Pig kidney transplant patient leaves hospital
- Published
The first man to receive a genetically modified kidney transplant from a pig has been discharged from hospital.
The 62-year-old was sent home on Wednesday, two weeks after the ground-breaking surgery at Massachusetts General Hospital (MGH).
Organ transplants from genetically modified pigs have failed in the past.
But the success of this procedure so far has been hailed by scientists as a historic milestone in the field of transplantation.
The news was shared in a press release on Wednesday by MGH, external, which is Harvard Medical School's largest teaching hospital in the US city of Boston.
In the release, the hospital said the patient, Richard "Rick" Slayman of Weymouth, Massachusetts, had been battling end-stage kidney disease and required an organ transplant.
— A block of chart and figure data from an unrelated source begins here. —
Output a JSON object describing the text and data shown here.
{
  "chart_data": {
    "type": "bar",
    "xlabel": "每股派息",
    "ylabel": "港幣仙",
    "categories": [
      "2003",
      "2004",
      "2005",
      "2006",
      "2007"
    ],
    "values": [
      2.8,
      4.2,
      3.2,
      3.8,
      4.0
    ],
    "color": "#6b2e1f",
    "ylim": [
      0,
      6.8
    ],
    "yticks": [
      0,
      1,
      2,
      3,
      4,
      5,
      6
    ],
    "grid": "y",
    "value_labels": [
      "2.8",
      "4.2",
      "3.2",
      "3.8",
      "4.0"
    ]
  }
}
His doctors successfully transplanted a genetically-edited pig kidney into his body over a four-hour-long surgery on 16 March.
They said Mr Slayman's kidney is now functioning well and he is no longer on dialysis.
In a statement, Mr Slayman said being able to leave hospital and go home was "one of the happiest moments" of his life.
"I'm excited to resume spending time with my family, friends, and loved ones free from the burden of dialysis that has affected my quality of life for many years."
In 2018, he had a human kidney transplant from a deceased donor, however it began to fail last year, and doctors raised the idea of a pig kidney transplant.
"I saw it not only as a way to help me, but a way to provide hope for the thousands of people who need a transplant to survive," he said.
The new pig kidney he received was modified by Cambridge-based pharmaceutical company eGenesis to remove "harmful pig genes and add certain human genes to improve its compatibility with humans," it said.
For the procedure, the hospital said it drew from its history as being behind the world's first successful human organ transplant - a kidney - in 1954, as well as research it had conducted with eGenesis on xenotransplantation (interspecies organ transplants) over the past five years.
The procedure was greenlit by the Food and Drug Administration, who offered a single Expanded Access Protocol - also known as compassionate use - that is used for patients with life-threatening illnesses to grant them access to experimental treatment.
The team behind the transplant hailed it as a historic step that can provide a potential solution to the world's organ shortage, especially to those from ethnic minority communities whom the shortage disproportionately affects.
"An abundant supply of organs resulting from this technological advance may go far to finally achieve health equity and offer the best solution to kidney failure - a well-functioning kidney - to all patients in need," said Winfred Williams, Mr Slayman's doctor at MGH.
According to data by US non-profit United Network for Organ Sharing, more than 100,000 Americans need a lifesaving organ transplant.
Meanwhile, the number of donors - deceased and living - in 2023 was just under 23,500.
It is estimated that 17 people die each day in the US while waiting for an organ, and kidneys are the most common organ needed for a transplant.
While this is the first pig kidney transplanted into a human, it is not the first pig organ to be used in an transplant procedure.
Two other patients have received pig heart transplants, but those procedures were unsuccessful as the recipients had died a few weeks later.
In one case, there were signs that the patient's immune system had rejected the organ, which is a common risk in transplants.